EcoTyre Technologies Inc. in Holtsville, N.Y., ranked in 1997 by Tire Business as the nation´s No. 2 retreader of passenger tires, went out of business a year later.
Fifth-ranked White´s Tire Service of Wilson Inc. in Wilson, N.C. stopped retreading them in 1998.
Ray Carr Tires Inc. in Harrisonburg, Va., ranked third in 1997, pulled the plug on passenger tire retreading in early 1999, citing the declining market for the product.
Prineville, Ore.-based Les Schwab Tire Centers Inc., the industry´s long-time passenger tire retreading leader, cut its daily production of them by 87 percent between 1997 and 1999—from 1,200 to 156 units per day. Over that period, Schwab´s light truck retread production dropped 51.7 percent, to 266 tires per day from 551.
Les Schwab officials declined to comment on the future of passenger tire retreading. However, in response to the annual Tire Business survey of retreaders, the company said it planned to "expand truck tire retread facilities to meet additional volume."
But several passenger tire retreaders have found success in two niche markets—winter tires and high-performance tires. Other former passenger tire retreaders also have successfully switched to light truck tire retreading, including providing replacement tires for local delivery or courier vehicles like the U.S. Postal Service. (See story on page 19.)
On a unit basis, North America´s most prolific passenger tire retreader is Eastern Tire Service Ltd., New Glasgow, Nova Scotia, with daily production of 725—a 16-percent increase over the previous year.
The Canadian firm´s daily unit production is more than three times that of Techno Pneu Inc. in Rimouski, Quebec, and Mt. Morris Tire Service Inc., Mt. Morris, Pa., each of which produce about 200 units per day.
"We sell quite a few (winter passenger tire retreads)," said Mt. Morris President Jack Holbert, although the recent mild winter weakened sales. The company also makes all-weather and high-performance retreads.
"May it (passenger tire retreading) rest in peace," said Donna Puskar, president of A Major Tyre Co. Inc. in Bridgeport, Conn.
A Major produces about 60 passenger tires a day, down from about 80 per day a year ago.
"Our biggest market is still snow tires," she said, bemoaning the state of passenger tire retreading due to the lack of quality casings and the sales of low-cost tires by mass merchandisers.
"It´s a shame," she said, "Everybody´s letting it (passenger tire retreading) die."
At Gossco Inc. in St.
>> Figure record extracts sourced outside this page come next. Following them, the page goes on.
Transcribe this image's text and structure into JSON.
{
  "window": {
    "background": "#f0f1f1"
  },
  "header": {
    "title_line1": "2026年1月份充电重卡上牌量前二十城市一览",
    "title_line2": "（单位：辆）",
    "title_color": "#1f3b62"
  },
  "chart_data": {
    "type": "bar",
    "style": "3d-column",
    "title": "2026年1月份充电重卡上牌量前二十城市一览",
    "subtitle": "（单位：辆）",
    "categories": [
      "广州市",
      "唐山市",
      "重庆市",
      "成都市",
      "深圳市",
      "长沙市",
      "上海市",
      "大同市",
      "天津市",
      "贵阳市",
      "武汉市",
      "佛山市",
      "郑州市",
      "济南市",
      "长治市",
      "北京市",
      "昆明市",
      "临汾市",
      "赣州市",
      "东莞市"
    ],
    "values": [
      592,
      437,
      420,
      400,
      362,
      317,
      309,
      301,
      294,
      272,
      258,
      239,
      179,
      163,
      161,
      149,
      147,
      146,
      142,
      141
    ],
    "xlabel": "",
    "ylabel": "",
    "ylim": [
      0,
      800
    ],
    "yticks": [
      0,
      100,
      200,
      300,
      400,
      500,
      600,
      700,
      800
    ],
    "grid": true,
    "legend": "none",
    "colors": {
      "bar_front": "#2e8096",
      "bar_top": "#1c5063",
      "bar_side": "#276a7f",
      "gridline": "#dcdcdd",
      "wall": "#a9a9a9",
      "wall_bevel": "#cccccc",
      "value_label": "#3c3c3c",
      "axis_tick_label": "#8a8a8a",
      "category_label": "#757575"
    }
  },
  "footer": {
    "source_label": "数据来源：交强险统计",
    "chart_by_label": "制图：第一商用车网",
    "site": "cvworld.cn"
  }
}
Johnsbury, Vt., production of retreaded passenger winter tires dropped slightly due to the mild winter, said President Sally Goss. "In our area you really need winter tires," she said. "The worse the weather, the better they sell."
Still, all-season tires represent only about 20 percent of retread sales, Ms. Goss said, even though there isn´t much competition in rural northern Vermont from mass merchandisers.
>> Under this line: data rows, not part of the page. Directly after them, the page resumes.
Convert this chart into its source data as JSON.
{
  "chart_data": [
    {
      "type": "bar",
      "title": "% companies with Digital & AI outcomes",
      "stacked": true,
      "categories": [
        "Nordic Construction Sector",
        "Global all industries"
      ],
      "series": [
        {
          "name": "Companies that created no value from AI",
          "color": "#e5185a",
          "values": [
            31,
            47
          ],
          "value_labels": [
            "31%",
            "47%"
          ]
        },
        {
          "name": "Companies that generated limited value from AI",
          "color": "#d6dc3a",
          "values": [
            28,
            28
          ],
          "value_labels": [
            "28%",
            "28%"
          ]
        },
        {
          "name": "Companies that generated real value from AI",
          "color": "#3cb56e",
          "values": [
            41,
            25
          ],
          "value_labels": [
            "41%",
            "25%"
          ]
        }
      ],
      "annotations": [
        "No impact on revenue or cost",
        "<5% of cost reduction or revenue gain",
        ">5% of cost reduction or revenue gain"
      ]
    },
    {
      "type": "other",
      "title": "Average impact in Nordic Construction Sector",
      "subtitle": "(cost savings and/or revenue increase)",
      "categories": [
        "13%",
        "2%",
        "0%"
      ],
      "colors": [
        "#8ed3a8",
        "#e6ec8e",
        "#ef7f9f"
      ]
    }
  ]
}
Mass-merchandisers "don´t sell aggressive winter tires anyway," she added.
Mt. Morris´ Mr. Holbert said high-performance passenger retreads provide excellent profit margins for his company and the wholesalers that distribute them. He sells 60- and 65-series high-performance retreads—which may fetch as much as $100 at retail—to wholesalers for about $25.
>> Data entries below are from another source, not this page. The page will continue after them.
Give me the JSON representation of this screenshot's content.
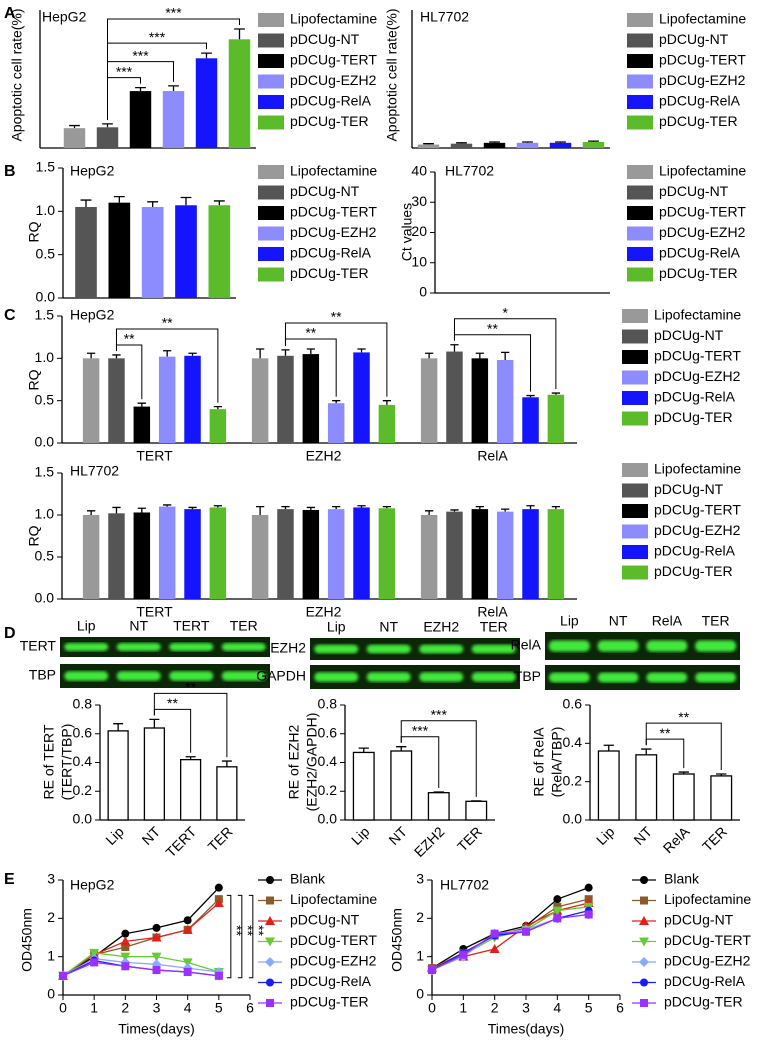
{
  "panels": [
    "A",
    "B",
    "C",
    "D",
    "E"
  ],
  "blots": [
    {
      "lanes": [
        "Lip",
        "NT",
        "TERT",
        "TER"
      ],
      "rows": [
        "TERT",
        "TBP"
      ]
    },
    {
      "lanes": [
        "Lip",
        "NT",
        "EZH2",
        "TER"
      ],
      "rows": [
        "EZH2",
        "GAPDH"
      ]
    },
    {
      "lanes": [
        "Lip",
        "NT",
        "RelA",
        "TER"
      ],
      "rows": [
        "RelA",
        "TBP"
      ]
    }
  ],
  "chart_data": [
    {
      "type": "bar",
      "title": "HepG2",
      "ylabel": "Apoptotic cell rate(%)",
      "ylim": [
        0,
        80
      ],
      "categories": [
        null
      ],
      "series": [
        {
          "name": "Lipofectamine",
          "color": "#999999",
          "values": [
            11.5
          ],
          "errors": [
            1.5
          ]
        },
        {
          "name": "pDCUg-NT",
          "color": "#555555",
          "values": [
            12
          ],
          "errors": [
            2
          ]
        },
        {
          "name": "pDCUg-TERT",
          "color": "#000000",
          "values": [
            33
          ],
          "errors": [
            2
          ]
        },
        {
          "name": "pDCUg-EZH2",
          "color": "#8c8cff",
          "values": [
            33
          ],
          "errors": [
            3
          ]
        },
        {
          "name": "pDCUg-RelA",
          "color": "#1414ff",
          "values": [
            52
          ],
          "errors": [
            3
          ]
        },
        {
          "name": "pDCUg-TER",
          "color": "#5cbb2a",
          "values": [
            63
          ],
          "errors": [
            6
          ]
        }
      ],
      "significance": [
        {
          "between": [
            "pDCUg-NT",
            "pDCUg-TERT"
          ],
          "label": "***"
        },
        {
          "between": [
            "pDCUg-NT",
            "pDCUg-EZH2"
          ],
          "label": "***"
        },
        {
          "between": [
            "pDCUg-NT",
            "pDCUg-RelA"
          ],
          "label": "***"
        },
        {
          "between": [
            "pDCUg-NT",
            "pDCUg-TER"
          ],
          "label": "***"
        }
      ]
    },
    {
      "type": "bar",
      "title": "HL7702",
      "ylabel": "Apoptotic cell rate(%)",
      "ylim": [
        0,
        80
      ],
      "categories": [
        null
      ],
      "series": [
        {
          "name": "Lipofectamine",
          "color": "#999999",
          "values": [
            2
          ],
          "errors": [
            0.5
          ]
        },
        {
          "name": "pDCUg-NT",
          "color": "#555555",
          "values": [
            2.5
          ],
          "errors": [
            0.5
          ]
        },
        {
          "name": "pDCUg-TERT",
          "color": "#000000",
          "values": [
            3
          ],
          "errors": [
            0.5
          ]
        },
        {
          "name": "pDCUg-EZH2",
          "color": "#8c8cff",
          "values": [
            3
          ],
          "errors": [
            0.5
          ]
        },
        {
          "name": "pDCUg-RelA",
          "color": "#1414ff",
          "values": [
            3
          ],
          "errors": [
            0.5
          ]
        },
        {
          "name": "pDCUg-TER",
          "color": "#5cbb2a",
          "values": [
            3.5
          ],
          "errors": [
            0.5
          ]
        }
      ]
    },
    {
      "type": "bar",
      "title": "HepG2",
      "ylabel": "RQ",
      "ylim": [
        0,
        1.5
      ],
      "yticks": [
        {
          "value": 0,
          "label": "0.0"
        },
        0.5,
        {
          "value": 1,
          "label": "1.0"
        },
        1.5
      ],
      "categories": [
        null
      ],
      "series": [
        {
          "name": "Lipofectamine",
          "color": "#999999",
          "values": [
            null
          ],
          "errors": [
            null
          ]
        },
        {
          "name": "pDCUg-NT",
          "color": "#555555",
          "values": [
            1.05
          ],
          "errors": [
            0.08
          ]
        },
        {
          "name": "pDCUg-TERT",
          "color": "#000000",
          "values": [
            1.1
          ],
          "errors": [
            0.07
          ]
        },
        {
          "name": "pDCUg-EZH2",
          "color": "#8c8cff",
          "values": [
            1.05
          ],
          "errors": [
            0.06
          ]
        },
        {
          "name": "pDCUg-RelA",
          "color": "#1414ff",
          "values": [
            1.07
          ],
          "errors": [
            0.09
          ]
        },
        {
          "name": "pDCUg-TER",
          "color": "#5cbb2a",
          "values": [
            1.07
          ],
          "errors": [
            0.05
          ]
        }
      ]
    },
    {
      "type": "bar",
      "title": "HL7702",
      "ylabel": "Ct values",
      "ylim": [
        0,
        40
      ],
      "yticks": [
        0,
        10,
        20,
        30,
        40
      ],
      "categories": [
        null
      ],
      "series": [
        {
          "name": "Lipofectamine",
          "color": "#999999",
          "values": [
            null
          ],
          "errors": [
            null
          ]
        },
        {
          "name": "pDCUg-NT",
          "color": "#555555",
          "values": [
            null
          ],
          "errors": [
            null
          ]
        },
        {
          "name": "pDCUg-TERT",
          "color": "#000000",
          "values": [
            null
          ],
          "errors": [
            null
          ]
        },
        {
          "name": "pDCUg-EZH2",
          "color": "#8c8cff",
          "values": [
            null
          ],
          "errors": [
            null
          ]
        },
        {
          "name": "pDCUg-RelA",
          "color": "#1414ff",
          "values": [
            null
          ],
          "errors": [
            null
          ]
        },
        {
          "name": "pDCUg-TER",
          "color": "#5cbb2a",
          "values": [
            null
          ],
          "errors": [
            null
          ]
        }
      ]
    },
    {
      "type": "bar",
      "title": "HepG2",
      "ylabel": "RQ",
      "ylim": [
        0,
        1.5
      ],
      "yticks": [
        {
          "value": 0,
          "label": "0.0"
        },
        0.5,
        {
          "value": 1,
          "label": "1.0"
        },
        1.5
      ],
      "categories": [
        "TERT",
        "EZH2",
        "RelA"
      ],
      "series": [
        {
          "name": "Lipofectamine",
          "color": "#999999",
          "values": [
            1.0,
            1.0,
            1.0
          ],
          "errors": [
            0.06,
            0.11,
            0.06
          ]
        },
        {
          "name": "pDCUg-NT",
          "color": "#555555",
          "values": [
            1.0,
            1.03,
            1.08
          ],
          "errors": [
            0.04,
            0.07,
            0.08
          ]
        },
        {
          "name": "pDCUg-TERT",
          "color": "#000000",
          "values": [
            0.43,
            1.05,
            1.0
          ],
          "errors": [
            0.04,
            0.06,
            0.06
          ]
        },
        {
          "name": "pDCUg-EZH2",
          "color": "#8c8cff",
          "values": [
            1.02,
            0.47,
            0.98
          ],
          "errors": [
            0.07,
            0.03,
            0.09
          ]
        },
        {
          "name": "pDCUg-RelA",
          "color": "#1414ff",
          "values": [
            1.03,
            1.07,
            0.54
          ],
          "errors": [
            0.03,
            0.04,
            0.02
          ]
        },
        {
          "name": "pDCUg-TER",
          "color": "#5cbb2a",
          "values": [
            0.4,
            0.45,
            0.57
          ],
          "errors": [
            0.03,
            0.05,
            0.02
          ]
        }
      ],
      "significance": [
        {
          "group": "TERT",
          "between": [
            "pDCUg-NT",
            "pDCUg-TERT"
          ],
          "label": "**"
        },
        {
          "group": "TERT",
          "between": [
            "pDCUg-NT",
            "pDCUg-TER"
          ],
          "label": "**"
        },
        {
          "group": "EZH2",
          "between": [
            "pDCUg-NT",
            "pDCUg-EZH2"
          ],
          "label": "**"
        },
        {
          "group": "EZH2",
          "between": [
            "pDCUg-NT",
            "pDCUg-TER"
          ],
          "label": "**"
        },
        {
          "group": "RelA",
          "between": [
            "pDCUg-NT",
            "pDCUg-RelA"
          ],
          "label": "**"
        },
        {
          "group": "RelA",
          "between": [
            "pDCUg-NT",
            "pDCUg-TER"
          ],
          "label": "*"
        }
      ]
    },
    {
      "type": "bar",
      "title": "HL7702",
      "ylabel": "RQ",
      "ylim": [
        0,
        1.5
      ],
      "yticks": [
        {
          "value": 0,
          "label": "0.0"
        },
        0.5,
        {
          "value": 1,
          "label": "1.0"
        },
        1.5
      ],
      "categories": [
        "TERT",
        "EZH2",
        "RelA"
      ],
      "series": [
        {
          "name": "Lipofectamine",
          "color": "#999999",
          "values": [
            1.0,
            1.0,
            1.0
          ],
          "errors": [
            0.05,
            0.1,
            0.05
          ]
        },
        {
          "name": "pDCUg-NT",
          "color": "#555555",
          "values": [
            1.02,
            1.07,
            1.04
          ],
          "errors": [
            0.07,
            0.03,
            0.02
          ]
        },
        {
          "name": "pDCUg-TERT",
          "color": "#000000",
          "values": [
            1.03,
            1.06,
            1.07
          ],
          "errors": [
            0.05,
            0.03,
            0.03
          ]
        },
        {
          "name": "pDCUg-EZH2",
          "color": "#8c8cff",
          "values": [
            1.1,
            1.07,
            1.04
          ],
          "errors": [
            0.02,
            0.03,
            0.03
          ]
        },
        {
          "name": "pDCUg-RelA",
          "color": "#1414ff",
          "values": [
            1.07,
            1.09,
            1.07
          ],
          "errors": [
            0.02,
            0.02,
            0.04
          ]
        },
        {
          "name": "pDCUg-TER",
          "color": "#5cbb2a",
          "values": [
            1.09,
            1.08,
            1.07
          ],
          "errors": [
            0.02,
            0.02,
            0.03
          ]
        }
      ]
    },
    {
      "type": "bar",
      "ylabel": [
        "RE of TERT",
        "(TERT/TBP)"
      ],
      "ylim": [
        0,
        0.8
      ],
      "yticks": [
        {
          "value": 0,
          "label": "0.0"
        },
        0.2,
        0.4,
        0.6,
        0.8
      ],
      "color": "#ffffff",
      "categories": [
        "Lip",
        "NT",
        "TERT",
        "TER"
      ],
      "values": [
        0.62,
        0.64,
        0.42,
        0.37
      ],
      "errors": [
        0.05,
        0.06,
        0.02,
        0.04
      ],
      "significance": [
        {
          "between": [
            "NT",
            "TERT"
          ],
          "label": "**"
        },
        {
          "between": [
            "NT",
            "TER"
          ],
          "label": "**"
        }
      ]
    },
    {
      "type": "bar",
      "ylabel": [
        "RE of EZH2",
        "(EZH2/GAPDH)"
      ],
      "ylim": [
        0,
        0.8
      ],
      "yticks": [
        {
          "value": 0,
          "label": "0.0"
        },
        0.2,
        0.4,
        0.6,
        0.8
      ],
      "color": "#ffffff",
      "categories": [
        "Lip",
        "NT",
        "EZH2",
        "TER"
      ],
      "values": [
        0.47,
        0.48,
        0.19,
        0.13
      ],
      "errors": [
        0.03,
        0.03,
        0.005,
        0.003
      ],
      "significance": [
        {
          "between": [
            "NT",
            "EZH2"
          ],
          "label": "***"
        },
        {
          "between": [
            "NT",
            "TER"
          ],
          "label": "***"
        }
      ]
    },
    {
      "type": "bar",
      "ylabel": [
        "RE of RelA",
        "(RelA/TBP)"
      ],
      "ylim": [
        0,
        0.6
      ],
      "yticks": [
        {
          "value": 0,
          "label": "0.0"
        },
        0.2,
        0.4,
        0.6
      ],
      "color": "#ffffff",
      "categories": [
        "Lip",
        "NT",
        "RelA",
        "TER"
      ],
      "values": [
        0.36,
        0.34,
        0.24,
        0.23
      ],
      "errors": [
        0.03,
        0.03,
        0.01,
        0.01
      ],
      "significance": [
        {
          "between": [
            "NT",
            "RelA"
          ],
          "label": "**"
        },
        {
          "between": [
            "NT",
            "TER"
          ],
          "label": "**"
        }
      ]
    },
    {
      "type": "line",
      "title": "HepG2",
      "ylabel": "OD450nm",
      "xlabel": "Times(days)",
      "xlim": [
        0,
        6
      ],
      "xticks": [
        0,
        1,
        2,
        3,
        4,
        5,
        6
      ],
      "ylim": [
        0,
        3
      ],
      "yticks": [
        0,
        1,
        2,
        3
      ],
      "x": [
        0,
        1,
        2,
        3,
        4,
        5
      ],
      "annotations": [
        "**",
        "**",
        "**"
      ],
      "series": [
        {
          "name": "Blank",
          "color": "#000000",
          "marker": "circle",
          "values": [
            0.5,
            1.0,
            1.6,
            1.75,
            1.95,
            2.8
          ]
        },
        {
          "name": "Lipofectamine",
          "color": "#8b5a2b",
          "marker": "square",
          "values": [
            0.5,
            1.05,
            1.25,
            1.5,
            1.7,
            2.5
          ]
        },
        {
          "name": "pDCUg-NT",
          "color": "#e0201b",
          "marker": "triangle-up",
          "values": [
            0.5,
            1.05,
            1.4,
            1.5,
            1.7,
            2.4
          ]
        },
        {
          "name": "pDCUg-TERT",
          "color": "#66cc33",
          "marker": "triangle-down",
          "values": [
            0.5,
            1.1,
            1.0,
            1.0,
            0.85,
            0.6
          ]
        },
        {
          "name": "pDCUg-EZH2",
          "color": "#88aaff",
          "marker": "diamond",
          "values": [
            0.5,
            0.95,
            0.85,
            0.8,
            0.7,
            0.6
          ]
        },
        {
          "name": "pDCUg-RelA",
          "color": "#1a1aff",
          "marker": "circle",
          "values": [
            0.5,
            0.9,
            0.75,
            0.65,
            0.6,
            0.5
          ]
        },
        {
          "name": "pDCUg-TER",
          "color": "#9b30ff",
          "marker": "square",
          "values": [
            0.5,
            0.85,
            0.75,
            0.65,
            0.6,
            0.5
          ]
        }
      ]
    },
    {
      "type": "line",
      "title": "HL7702",
      "ylabel": "OD450nm",
      "xlabel": "Times(days)",
      "xlim": [
        0,
        6
      ],
      "xticks": [
        0,
        1,
        2,
        3,
        4,
        5,
        6
      ],
      "ylim": [
        0,
        3
      ],
      "yticks": [
        0,
        1,
        2,
        3
      ],
      "x": [
        0,
        1,
        2,
        3,
        4,
        5
      ],
      "series": [
        {
          "name": "Blank",
          "color": "#000000",
          "marker": "circle",
          "values": [
            0.7,
            1.2,
            1.6,
            1.8,
            2.5,
            2.8
          ]
        },
        {
          "name": "Lipofectamine",
          "color": "#8b5a2b",
          "marker": "square",
          "values": [
            0.7,
            1.1,
            1.55,
            1.75,
            2.3,
            2.5
          ]
        },
        {
          "name": "pDCUg-NT",
          "color": "#e0201b",
          "marker": "triangle-up",
          "values": [
            0.7,
            1.0,
            1.2,
            1.8,
            2.2,
            2.4
          ]
        },
        {
          "name": "pDCUg-TERT",
          "color": "#66cc33",
          "marker": "triangle-down",
          "values": [
            0.65,
            1.05,
            1.5,
            1.7,
            2.2,
            2.3
          ]
        },
        {
          "name": "pDCUg-EZH2",
          "color": "#88aaff",
          "marker": "diamond",
          "values": [
            0.65,
            1.0,
            1.6,
            1.7,
            2.0,
            2.1
          ]
        },
        {
          "name": "pDCUg-RelA",
          "color": "#1a1aff",
          "marker": "circle",
          "values": [
            0.65,
            1.1,
            1.55,
            1.65,
            2.0,
            2.2
          ]
        },
        {
          "name": "pDCUg-TER",
          "color": "#9b30ff",
          "marker": "square",
          "values": [
            0.65,
            1.05,
            1.6,
            1.65,
            2.0,
            2.1
          ]
        }
      ]
    }
  ]
}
For Retread Systems Inc. in Anderson, S.C., the dominant product is high-performance tires for racing, according to President Sydney McDowell. His company retreads about 18,000 tires a year for "entry level racing," which is about 75 percent of his company´s total passenger tire output.
He said passenger tire retreading in his market has been damaged by vendors who sell low-cost tires at area gas stations.
"These guys make $5 to $7 a tire," he said, "and that´s what kills dealers of passenger retreads."